Es tiempo ahora de recuperar la movilización que la pandemia -y no solo ella- ha desactivado. Mal haría el gobierno en no tomar nota de esto. Actuar en política implica una comprensión profunda sobre la historia de los pueblos, sus victorias y sus derrotas, sobre las posibilidades y los límites en cada momento histórico y en cada coyuntura. Pero todo esto debe hacerse manteniendo siempre abierta la interrogación democrática sobre lo que los pueblos pueden ser y hacer. “No hay vida política sin apelación al pueblo, a un pueblo”.
Desde luego para ello la unidad del campo popular es fundamental. En tanto resultado de una construcción la unidad del pueblo se vuelve un valor. Pero ella no se consigue sin autocrítica y sin una verdadera apertura a todas las fuerzas que la componen. Sin esto la unidad se vuelve una abstracción que solo sirve para legitimar una gestión de un gobierno a distancia. Es tarea colectiva el cuidado de la unidad de un frente popular. Este frente necesita más debates y no menos, más apertura y no menos, más militancia y movilización y no menos. Es en el encuentro activo entre una militancia comprometida, un pueblo movilizado y un liderazgo y una conducción capaces de potenciar la energía contenida en ellos que un movimiento popular avanza. Escuchar lo que aún late en el “subsuelo de la patria sublevada”.
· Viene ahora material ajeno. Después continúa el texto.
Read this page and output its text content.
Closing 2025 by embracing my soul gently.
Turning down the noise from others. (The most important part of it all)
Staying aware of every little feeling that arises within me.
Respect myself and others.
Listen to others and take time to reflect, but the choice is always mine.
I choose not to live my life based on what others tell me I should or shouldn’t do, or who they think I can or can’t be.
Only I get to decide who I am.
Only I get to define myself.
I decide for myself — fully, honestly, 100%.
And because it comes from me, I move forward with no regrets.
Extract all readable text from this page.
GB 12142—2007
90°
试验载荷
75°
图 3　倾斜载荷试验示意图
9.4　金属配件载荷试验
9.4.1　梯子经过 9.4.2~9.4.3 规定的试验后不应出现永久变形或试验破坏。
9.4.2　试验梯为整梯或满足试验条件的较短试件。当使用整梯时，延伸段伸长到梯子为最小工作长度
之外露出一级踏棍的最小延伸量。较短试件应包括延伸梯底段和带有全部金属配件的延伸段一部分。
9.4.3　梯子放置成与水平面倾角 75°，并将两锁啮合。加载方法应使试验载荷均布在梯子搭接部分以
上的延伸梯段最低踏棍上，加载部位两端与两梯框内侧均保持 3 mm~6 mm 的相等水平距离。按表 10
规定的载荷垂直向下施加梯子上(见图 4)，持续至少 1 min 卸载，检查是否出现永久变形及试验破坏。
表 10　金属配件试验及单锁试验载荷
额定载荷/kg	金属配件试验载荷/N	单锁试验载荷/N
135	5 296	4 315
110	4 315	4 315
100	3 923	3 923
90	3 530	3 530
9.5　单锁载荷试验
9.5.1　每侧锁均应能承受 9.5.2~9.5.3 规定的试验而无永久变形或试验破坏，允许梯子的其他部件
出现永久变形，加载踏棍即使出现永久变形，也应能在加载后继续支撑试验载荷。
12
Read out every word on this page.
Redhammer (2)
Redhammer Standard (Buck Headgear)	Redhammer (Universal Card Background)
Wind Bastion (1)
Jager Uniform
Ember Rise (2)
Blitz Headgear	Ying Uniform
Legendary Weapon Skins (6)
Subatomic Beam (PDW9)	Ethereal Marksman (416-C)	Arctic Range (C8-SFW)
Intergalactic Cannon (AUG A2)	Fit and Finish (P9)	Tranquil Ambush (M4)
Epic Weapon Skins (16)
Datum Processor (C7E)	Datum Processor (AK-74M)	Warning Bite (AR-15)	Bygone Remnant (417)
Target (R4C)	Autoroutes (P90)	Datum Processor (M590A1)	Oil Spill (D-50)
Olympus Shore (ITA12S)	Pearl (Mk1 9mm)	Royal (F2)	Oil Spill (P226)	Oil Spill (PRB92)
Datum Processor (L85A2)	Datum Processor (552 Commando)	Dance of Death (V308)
La Argentina necesita en efecto de esta conversación pública ampliada, así como el gobierno precisa convocar a otros sujetos, otros lenguajes y otras racionalidades que no sean solamente de los que se nutre la tecnocracia gubernamental. Que importan sí, y mucho, pero no alcanzan. Por eso es que la unidad no se produce solo en el discurso sino en la acción. Un frente requiere unidad, pero más requiere un cuerpo heterogénero y vibrante en la producción de ideas, gestos, discursos, saberes, símbolos, acciones que le den la vitalidad que necesita. Si esto no es así el frente se seca, como una flor que no se riega, y la nación se vuelve un cuerpo sin órganos.
La política democrática y republicana tiene poco de moderada. Al contrario, conlleva algo que es del orden del exceso. De lo incalculable. De lo inmoderado, si se quiere. Esto implica volver a disputar el poder y la renta social en la Argentina para mejorar las condiciones de vida del pueblo. Para que la vida popular, la vida de las grandes mayorías, pueda ser una vida justa y digna de ser vivida. Esto demanda, lo sabemos, otro tipo de institucionalidad. Una república plebeya. Sin este exceso irreductible de poder constituyente la democracia se vacía de pueblo. Pierde su dimensión más salvaje, y por eso mismo más verdadera.
Volvamos a Maquiavelo, al que siempre es bueno volver si se quiere comprender algo del drama que implica la vida colectiva. Que en toda ciudad hay dos grandes humores contrapuestos: el de los grandes que desean dominar, y el del pueblo que desea no ser dominado y ser libre. Aquí yace acaso una verdad fundamental que ningún político puede olvidar si quiere vivir en una república libre: cuidar siempre de la felicidad del pueblo. Si se comprende esto quizá estemos a tiempo de revertir lo (in)moderado de este malestar. Quisiera creer que en estos años algo aprendimos. “Los pueblos siempre vuelven”.
Buenos Aires, 23 de marzo de 2022.
*Politólogo, profesor de filosofía y teoría política (UNAJ, UNPaz, UBA). Director de Revista Bordes. Integrante de Comuna Argentina.